Artpt: @DPReview, was there any press release given regarding compatibility with Olympus lenses?
The camera uses the blur of OOF areas to determine distance. This requires a lens-specific profile describing the appearance of the blur at every aperture value. The camera has profiles for all Panasonic m43 lenses, but apparently they didn't profile any Olympus lenses. Such profiles could be added with future firmware updates, though.That Panasonic and Olympus share a lens mount, doesn't mean that every feature in their cameras must support the other company's lenses.
sean lee: Is it about to come next generation of coolpix A?

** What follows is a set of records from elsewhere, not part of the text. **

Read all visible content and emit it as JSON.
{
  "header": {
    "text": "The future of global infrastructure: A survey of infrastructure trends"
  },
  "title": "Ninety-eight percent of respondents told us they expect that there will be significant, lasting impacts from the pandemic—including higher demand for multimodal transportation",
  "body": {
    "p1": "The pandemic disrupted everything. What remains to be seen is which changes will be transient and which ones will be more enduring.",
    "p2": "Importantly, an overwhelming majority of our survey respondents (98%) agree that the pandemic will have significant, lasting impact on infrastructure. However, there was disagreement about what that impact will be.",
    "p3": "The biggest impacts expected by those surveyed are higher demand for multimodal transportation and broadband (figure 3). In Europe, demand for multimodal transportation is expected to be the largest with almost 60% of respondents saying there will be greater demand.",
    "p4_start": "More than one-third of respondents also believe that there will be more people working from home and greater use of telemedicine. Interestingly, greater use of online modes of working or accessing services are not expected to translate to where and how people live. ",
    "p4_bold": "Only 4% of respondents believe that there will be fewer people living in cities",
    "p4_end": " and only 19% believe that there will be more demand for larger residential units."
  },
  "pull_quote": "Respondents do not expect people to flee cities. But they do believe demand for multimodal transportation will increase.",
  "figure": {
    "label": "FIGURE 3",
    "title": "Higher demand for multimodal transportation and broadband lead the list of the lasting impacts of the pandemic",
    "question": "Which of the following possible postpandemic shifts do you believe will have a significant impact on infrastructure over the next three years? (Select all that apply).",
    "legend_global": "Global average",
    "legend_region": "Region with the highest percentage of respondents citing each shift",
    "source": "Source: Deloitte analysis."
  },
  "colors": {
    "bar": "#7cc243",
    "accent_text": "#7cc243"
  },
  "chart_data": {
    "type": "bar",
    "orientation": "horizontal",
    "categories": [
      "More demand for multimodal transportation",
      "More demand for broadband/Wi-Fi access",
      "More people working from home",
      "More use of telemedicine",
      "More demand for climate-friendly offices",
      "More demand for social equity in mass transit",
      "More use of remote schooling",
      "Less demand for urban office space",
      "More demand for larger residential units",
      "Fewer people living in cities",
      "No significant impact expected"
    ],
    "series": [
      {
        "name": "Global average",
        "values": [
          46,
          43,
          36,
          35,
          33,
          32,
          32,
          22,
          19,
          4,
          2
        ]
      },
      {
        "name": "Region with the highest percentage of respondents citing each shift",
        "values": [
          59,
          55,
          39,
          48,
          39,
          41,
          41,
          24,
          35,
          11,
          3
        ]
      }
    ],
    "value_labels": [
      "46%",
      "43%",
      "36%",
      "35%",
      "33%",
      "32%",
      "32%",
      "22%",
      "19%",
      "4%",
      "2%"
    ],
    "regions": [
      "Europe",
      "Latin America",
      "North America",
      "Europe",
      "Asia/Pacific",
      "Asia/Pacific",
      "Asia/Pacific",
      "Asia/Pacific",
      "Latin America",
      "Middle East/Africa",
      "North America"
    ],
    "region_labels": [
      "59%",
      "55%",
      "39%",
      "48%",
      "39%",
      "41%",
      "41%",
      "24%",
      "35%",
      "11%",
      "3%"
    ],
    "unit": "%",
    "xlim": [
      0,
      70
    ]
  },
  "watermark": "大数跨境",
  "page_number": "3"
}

Apparently, the Coolpix A hasn't exactly been a bestseller. If Nikon doesn't understand that the reason for this is that it's overpriced, but rather thinks that people didn't like the concept, then they might not bother with updating it.
Musicjohn: So when are manufacturers going to design a photo-camera which excells in taking photographs (just as the word PHOTO-camera implements) instead of concentrating on video features? If I want to make superior video images, I'll buy a video camera instead.
There are more cameras that excel at taking photographs today than ever before. If you can't take a decent photo with any of them, then you need to improve your photography skills.